Financial markets - 02/2024

What about gold?

Marsel Paraev, Senior Portfolio Manager

The purpose of this article is to think about where we are and what can happen to gold.

As Warren Buffett mentioned in one of his interviews, there are 3 major categories of investments:

  1. Anything denominated in a currency: bonds, deposits, cash, …
  2. Items you buy which don’t produce anything and where you hope that someone will pay you a higher price for later: gold
  3. Something you value on what it will produce: businesses.

When learning about finance and financial markets, gold is seldom analyzed in detail as a specific asset class that has its own use. Indeed, precious metals and specifically gold, do not seem to be part of the mix in the heads of investors. This is very logical based on modern theories which are based on a fiat currency.

However, one may wonder, what if the things we didn’t expect in terms of being part of reality of this fiat currency universe (e.g. zero interest rates for years), produced something unseen in precious metals, at least for some time ahead.

The gold bugs may, or even would probably argue that gold, is an asset that has demonstrated its value over many centuries as being real money. However, in order to remain pragmatic and seek what is true in practice, let’s consider the following observations.

graphs

As this article is a follow-up on what has been written in previous editions of “Le Point”, we simply focus on the current situation. On one hand, one may have logically expected that gold would rise given the vast amount of geopolitical tensions in the world. On the other hand, when interest rates rose significantly, this should have had a negative impact on gold.

Last year when FED funds rate went up, gold’s performance was interesting as it was close to long-term average equity return. Also, given the elevated geopolitical tensions, we would have expected gold to rise more.

Obviously, there’s no one single reason that could explain precious metals prices behavior, it’s a range of reasons. As we said earlier, gold does not produce anything hence it isn’t seen as something that contributes to general economic growth. In addition, the relative size of the market is rather small which also drives away certain types of investors. Among other reasons that hold gold prices down, there’s is the so called “new gold”. These digital assets such as Bitcoin are attracting investors. In addition, we can mention the legacy aspect of gold, as being a store of value over time. This last feature, is also a certain type of an indicator, meaning that if the price of gold goes one or the other direction, there will be operators to interpret this as a specific signal.

The precious metal allocation is also suggested by some investors as a diversifier and some started creating exposure in their portfolio. Overall, however, we can observe that the general sentiment which is reflected in the commodity markets, suggest that there’s some stabilization in prices.

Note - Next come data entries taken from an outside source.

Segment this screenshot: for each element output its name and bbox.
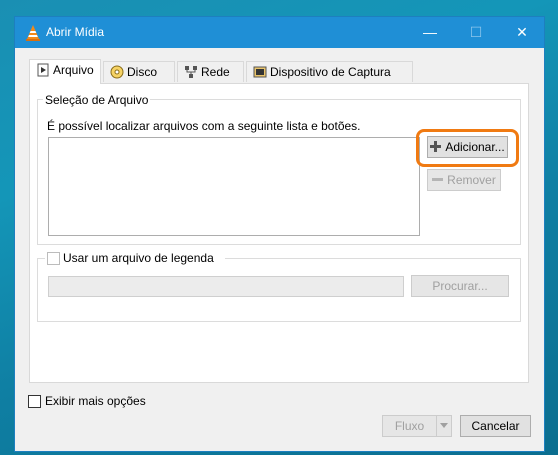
tab-dispositivo-de-captura[interactable]: Dispositivo de Captura [246,61,413,82]
minimize-button[interactable]: — [407,17,453,48]
tab-label: Disco [127,65,158,79]
capture-device-icon [253,66,267,78]
tab-label: Arquivo [53,63,94,77]
tab-disco[interactable]: Disco [103,61,175,82]
tab-rede[interactable]: Rede [177,61,244,82]
subtitle-checkbox-label: Usar um arquivo de legenda [63,251,214,265]
cancel-button[interactable]: Cancelar [460,415,531,437]
stream-dropdown-button[interactable] [436,415,452,437]
tab-label: Rede [201,65,230,79]
minus-icon [432,178,444,181]
vlc-cone-icon [26,25,40,41]
network-icon [185,66,197,78]
window-title: Abrir Mídia [46,25,105,39]
open-media-dialog: Abrir Mídia — ☐ ✕ Arquivo Disco Rede Dis… [14,16,545,452]
browse-subtitle-button[interactable]: Procurar... [411,275,509,297]
file-play-icon [37,63,49,77]
more-options-checkbox[interactable] [28,395,41,408]
maximize-button[interactable]: ☐ [453,17,499,48]
remove-file-label: Remover [447,173,496,187]
file-selection-group-title: Seleção de Arquivo [43,93,151,107]
tab-arquivo[interactable]: Arquivo [29,59,101,84]
add-file-label: Adicionar... [445,140,505,154]
title-bar[interactable]: Abrir Mídia — ☐ ✕ [15,17,544,48]
subtitle-file-field[interactable] [48,276,404,297]
stream-button[interactable]: Fluxo [382,415,437,437]
tab-label: Dispositivo de Captura [270,65,391,79]
close-button[interactable]: ✕ [499,17,545,48]
more-options-label: Exibir mais opções [45,394,146,408]
plus-icon [430,141,442,152]
remove-file-button[interactable]: Remover [427,169,501,191]
file-list[interactable] [48,137,420,236]
disc-icon [110,65,124,79]
file-selection-description: É possível localizar arquivos com a segu… [47,119,361,133]
add-file-button[interactable]: Adicionar... [427,136,508,158]
chevron-down-icon [440,423,448,428]
subtitle-checkbox[interactable] [47,252,60,265]
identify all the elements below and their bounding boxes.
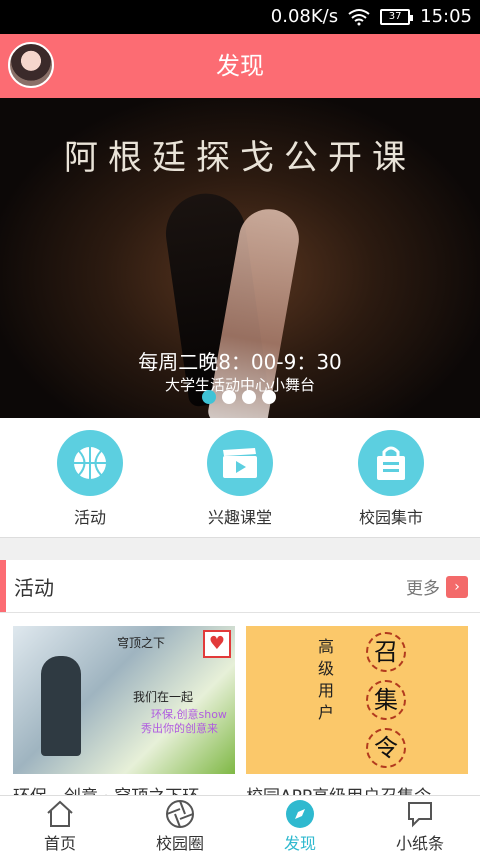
banner-carousel[interactable]: 阿根廷探戈公开课 每周二晚8：00-9：30 大学生活动中心小舞台: [0, 98, 480, 418]
tab-label: 小纸条: [395, 834, 444, 853]
carousel-dot[interactable]: [242, 390, 256, 404]
activity-section: 活动 更多 › 穹顶之下 我们在一起 环保,创意show 秀出你的创意来 ♥ 环…: [0, 560, 480, 807]
battery-level: 37: [388, 11, 402, 22]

What could be the takeaways?

On one hand, the specific case of gold today does not seem obvious in the investment universe today. More investors focus on new types of securi- ties, which have some of the features of gold. In addition, yields becoming more attractive both in bonds and equities, relinquishing the idea of investing in something like gold. This is indeed a logical approach given relative attractiveness of these assets.

On the other hand, precious metals demonstrated their use as stabilizer in a portfolio during the recent past and it usually seems to be a better moment to invest in an asset when the “crowd” isn’t paying attention to it. This being said, every asset has its pros and cons and should be considered with all the aspects.

 

Precious metals demonstrated their use as stabilizer in a portfolio during the recent past and it usually seems to be a better moment to invest in an asset when the “crowd” isn’t paying attention to it.